Hackensack Meridian Keeps Daycare Open After Complaint

Hackensack Meridian Health told employees in July that it planned to close its child care center by the end of the year, citing financial difficulties and staffing issues.

This week, the Edison, New Jersey-based nonprofit health care system said it would change its policy and keep its facilities open after protests from employees and union leaders.

“After receiving thoughtful input from our team members and community, Hackensack Meridian Health is committed to finding solutions that maintain onsite child care. We continue to evaluate all options with this in mind, and as we explore the possibilities, we anticipate that all viable solutions may include adjustments to our current operations.” Hackensack Meridian spokesperson Mary Jo Leighton said in a statement.

Debbie White, president of Health Professionals and Allied Employs, a union organization in New Jersey, said the health system shouldn’t make it difficult for employees to get to work amid the staffing crisis. She hopes it will be the final decision for Hackensack her Meridian. Unions represent workers from multiple hospitals in the system.
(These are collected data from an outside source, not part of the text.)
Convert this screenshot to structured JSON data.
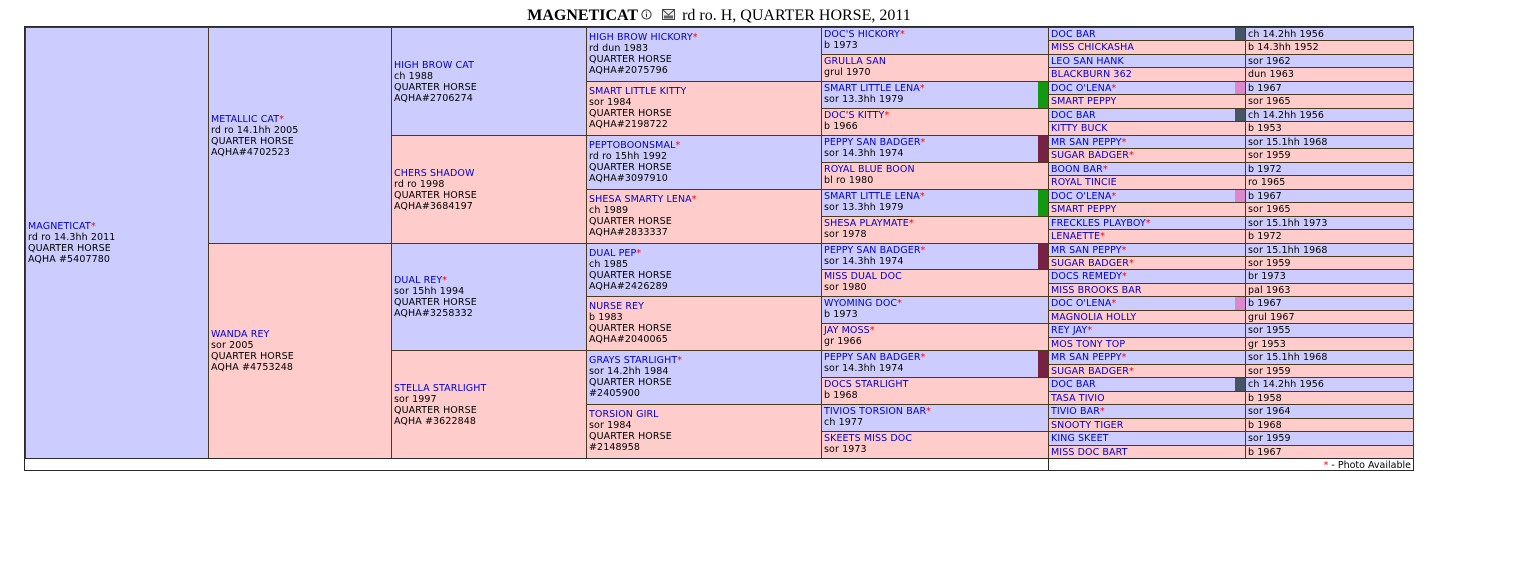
{
  "header": {
    "horse_name": "MAGNETICAT",
    "info_icon": "info-circle-icon",
    "mail_icon": "envelope-icon",
    "description": "rd ro. H, QUARTER HORSE, 2011"
  },
  "legend": {
    "star": "*",
    "text": "- Photo Available"
  },
  "colors": {
    "male_bg": "#ccccff",
    "female_bg": "#ffcccc",
    "link": "#0000cc",
    "star": "#ff0000",
    "bar_green": "#119911",
    "bar_maroon": "#772244",
    "bar_slate": "#445566",
    "bar_pink": "#dd88cc"
  },
  "g1": [
    {
      "name": "MAGNETICAT",
      "photo": true,
      "lines": [
        "rd ro 14.3hh 2011",
        "QUARTER HORSE",
        "AQHA #5407780"
      ]
    }
  ],
  "g2": [
    {
      "name": "METALLIC CAT",
      "photo": true,
      "lines": [
        "rd ro 14.1hh 2005",
        "QUARTER HORSE",
        "AQHA#4702523"
      ]
    },
    {
      "name": "WANDA REY",
      "photo": false,
      "lines": [
        "sor 2005",
        "QUARTER HORSE",
        "AQHA #4753248"
      ]
    }
  ],
  "g3": [
    {
      "name": "HIGH BROW CAT",
      "photo": false,
      "lines": [
        "ch 1988",
        "QUARTER HORSE",
        "AQHA#2706274"
      ]
    },
    {
      "name": "CHERS SHADOW",
      "photo": false,
      "lines": [
        "rd ro 1998",
        "QUARTER HORSE",
        "AQHA#3684197"
      ]
    },
    {
      "name": "DUAL REY",
      "photo": true,
      "lines": [
        "sor 15hh 1994",
        "QUARTER HORSE",
        "AQHA#3258332"
      ]
    },
    {
      "name": "STELLA STARLIGHT",
      "photo": false,
      "lines": [
        "sor 1997",
        "QUARTER HORSE",
        "AQHA #3622848"
      ]
    }
  ],
  "g4": [
    {
      "name": "HIGH BROW HICKORY",
      "photo": true,
      "lines": [
        "rd dun 1983",
        "QUARTER HORSE",
        "AQHA#2075796"
      ]
    },
    {
      "name": "SMART LITTLE KITTY",
      "photo": false,
      "lines": [
        "sor 1984",
        "QUARTER HORSE",
        "AQHA#2198722"
      ]
    },
    {
      "name": "PEPTOBOONSMAL",
      "photo": true,
      "lines": [
        "rd ro 15hh 1992",
        "QUARTER HORSE",
        "AQHA#3097910"
      ]
    },
    {
      "name": "SHESA SMARTY LENA",
      "photo": true,
      "lines": [
        "ch 1989",
        "QUARTER HORSE",
        "AQHA#2833337"
      ]
    },
    {
      "name": "DUAL PEP",
      "photo": true,
      "lines": [
        "ch 1985",
        "QUARTER HORSE",
        "AQHA#2426289"
      ]
    },
    {
      "name": "NURSE REY",
      "photo": false,
      "lines": [
        "b 1983",
        "QUARTER HORSE",
        "AQHA#2040065"
      ]
    },
    {
      "name": "GRAYS STARLIGHT",
      "photo": true,
      "lines": [
        "sor 14.2hh 1984",
        "QUARTER HORSE",
        "#2405900"
      ]
    },
    {
      "name": "TORSION GIRL",
      "photo": false,
      "lines": [
        "sor 1984",
        "QUARTER HORSE",
        "#2148958"
      ]
    }
  ],
  "g5": [
    {
      "name": "DOC'S HICKORY",
      "photo": true,
      "detail": "b 1973",
      "bar": ""
    },
    {
      "name": "GRULLA SAN",
      "photo": false,
      "detail": "grul 1970",
      "bar": ""
    },
    {
      "name": "SMART LITTLE LENA",
      "photo": true,
      "detail": "sor 13.3hh 1979",
      "bar": "green"
    },
    {
      "name": "DOC'S KITTY",
      "photo": true,
      "detail": "b 1966",
      "bar": ""
    },
    {
      "name": "PEPPY SAN BADGER",
      "photo": true,
      "detail": "sor 14.3hh 1974",
      "bar": "maroon"
    },
    {
      "name": "ROYAL BLUE BOON",
      "photo": false,
      "detail": "bl ro 1980",
      "bar": ""
    },
    {
      "name": "SMART LITTLE LENA",
      "photo": true,
      "detail": "sor 13.3hh 1979",
      "bar": "green"
    },
    {
      "name": "SHESA PLAYMATE",
      "photo": true,
      "detail": "sor 1978",
      "bar": ""
    },
    {
      "name": "PEPPY SAN BADGER",
      "photo": true,
      "detail": "sor 14.3hh 1974",
      "bar": "maroon"
    },
    {
      "name": "MISS DUAL DOC",
      "photo": false,
      "detail": "sor 1980",
      "bar": ""
    },
    {
      "name": "WYOMING DOC",
      "photo": true,
      "detail": "b 1973",
      "bar": ""
    },
    {
      "name": "JAY MOSS",
      "photo": true,
      "detail": "gr 1966",
      "bar": ""
    },
    {
      "name": "PEPPY SAN BADGER",
      "photo": true,
      "detail": "sor 14.3hh 1974",
      "bar": "maroon"
    },
    {
      "name": "DOCS STARLIGHT",
      "photo": false,
      "detail": "b 1968",
      "bar": ""
    },
    {
      "name": "TIVIOS TORSION BAR",
      "photo": true,
      "detail": "ch 1977",
      "bar": ""
    },
    {
      "name": "SKEETS MISS DOC",
      "photo": false,
      "detail": "sor 1973",
      "bar": ""
    }
  ],
  "g6": [
    {
      "name": "DOC BAR",
      "photo": false,
      "detail": "ch 14.2hh 1956",
      "bar": "slate"
    },
    {
      "name": "MISS CHICKASHA",
      "photo": false,
      "detail": "b 14.3hh 1952",
      "bar": ""
    },
    {
      "name": "LEO SAN HANK",
      "photo": false,
      "detail": "sor 1962",
      "bar": ""
    },
    {
      "name": "BLACKBURN 362",
      "photo": false,
      "detail": "dun 1963",
      "bar": ""
    },
    {
      "name": "DOC O'LENA",
      "photo": true,
      "detail": "b 1967",
      "bar": "pink"
    },
    {
      "name": "SMART PEPPY",
      "photo": false,
      "detail": "sor 1965",
      "bar": ""
    },
    {
      "name": "DOC BAR",
      "photo": false,
      "detail": "ch 14.2hh 1956",
      "bar": "slate"
    },
    {
      "name": "KITTY BUCK",
      "photo": false,
      "detail": "b 1953",
      "bar": ""
    },
    {
      "name": "MR SAN PEPPY",
      "photo": true,
      "detail": "sor 15.1hh 1968",
      "bar": ""
    },
    {
      "name": "SUGAR BADGER",
      "photo": true,
      "detail": "sor 1959",
      "bar": ""
    },
    {
      "name": "BOON BAR",
      "photo": true,
      "detail": "b 1972",
      "bar": ""
    },
    {
      "name": "ROYAL TINCIE",
      "photo": false,
      "detail": "ro 1965",
      "bar": ""
    },
    {
      "name": "DOC O'LENA",
      "photo": true,
      "detail": "b 1967",
      "bar": "pink"
    },
    {
      "name": "SMART PEPPY",
      "photo": false,
      "detail": "sor 1965",
      "bar": ""
    },
    {
      "name": "FRECKLES PLAYBOY",
      "photo": true,
      "detail": "sor 15.1hh 1973",
      "bar": ""
    },
    {
      "name": "LENAETTE",
      "photo": true,
      "detail": "b 1972",
      "bar": ""
    },
    {
      "name": "MR SAN PEPPY",
      "photo": true,
      "detail": "sor 15.1hh 1968",
      "bar": ""
    },
    {
      "name": "SUGAR BADGER",
      "photo": true,
      "detail": "sor 1959",
      "bar": ""
    },
    {
      "name": "DOCS REMEDY",
      "photo": true,
      "detail": "br 1973",
      "bar": ""
    },
    {
      "name": "MISS BROOKS BAR",
      "photo": false,
      "detail": "pal 1963",
      "bar": ""
    },
    {
      "name": "DOC O'LENA",
      "photo": true,
      "detail": "b 1967",
      "bar": "pink"
    },
    {
      "name": "MAGNOLIA HOLLY",
      "photo": false,
      "detail": "grul 1967",
      "bar": ""
    },
    {
      "name": "REY JAY",
      "photo": true,
      "detail": "sor 1955",
      "bar": ""
    },
    {
      "name": "MOS TONY TOP",
      "photo": false,
      "detail": "gr 1953",
      "bar": ""
    },
    {
      "name": "MR SAN PEPPY",
      "photo": true,
      "detail": "sor 15.1hh 1968",
      "bar": ""
    },
    {
      "name": "SUGAR BADGER",
      "photo": true,
      "detail": "sor 1959",
      "bar": ""
    },
    {
      "name": "DOC BAR",
      "photo": false,
      "detail": "ch 14.2hh 1956",
      "bar": "slate"
    },
    {
      "name": "TASA TIVIO",
      "photo": false,
      "detail": "b 1958",
      "bar": ""
    },
    {
      "name": "TIVIO BAR",
      "photo": true,
      "detail": "sor 1964",
      "bar": ""
    },
    {
      "name": "SNOOTY TIGER",
      "photo": false,
      "detail": "b 1968",
      "bar": ""
    },
    {
      "name": "KING SKEET",
      "photo": false,
      "detail": "sor 1959",
      "bar": ""
    },
    {
      "name": "MISS DOC BART",
      "photo": false,
      "detail": "b 1967",
      "bar": ""
    }
  ]
}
Investing in child care centers is a huge financial responsibility for health systems, and many are unwilling or unable to do so. They generally do not get any financial benefit from running the center. The system addresses staff recruitment and retention issues, and the Center can help with both.

Some health systems have opened day care centers to accommodate family and scheduling conflicts during the COVID-19 pandemic. As of early 2021, about 30% of registered nurses had access to at least partial reimbursement benefits to cover childcare costs, according to a report from the U.S. Bureau of Labor Statistics.

Other systems have been in service for years.

Roper St. Francis Healthcare in Charleston, South Carolina opened its learning center 35 years ago. Roper St. Francis spokesman Andy Lyons said the center was at capacity with his 110 children, with a longer waiting list than before the pandemic.

About three-quarters of the children in our learning centers have a parent who provides direct care to the patient. A recent internal survey found that 91% of her parents who use the center’s services keep working because of it. As COVID-19 surges, children are spending more time in institutions.

Ballad Health, based in Johnson City, Tennessee, will invest $37 million to build 11 childcare centers over the next few years. The center sees it as a means to compete in a tight labor market. According to Tony Keck, Ballad’s chief innovation officer, the expansion will increase Ballad’s available childcare slots to 2,000, half of which will be for employees and the rest will include high-risk families. It’s for the larger community.

Keck said the health system’s board of directors supported the plan because, despite the cost, it would have to compete to attract non-contract workers and it was tied to Ballad’s educational outreach efforts. .

“We cannot compete with some cities that can keep raising wages, so we understand that we have to compete differently and this is what really differentiates us. I believe it is one thing that can be done, said Keck.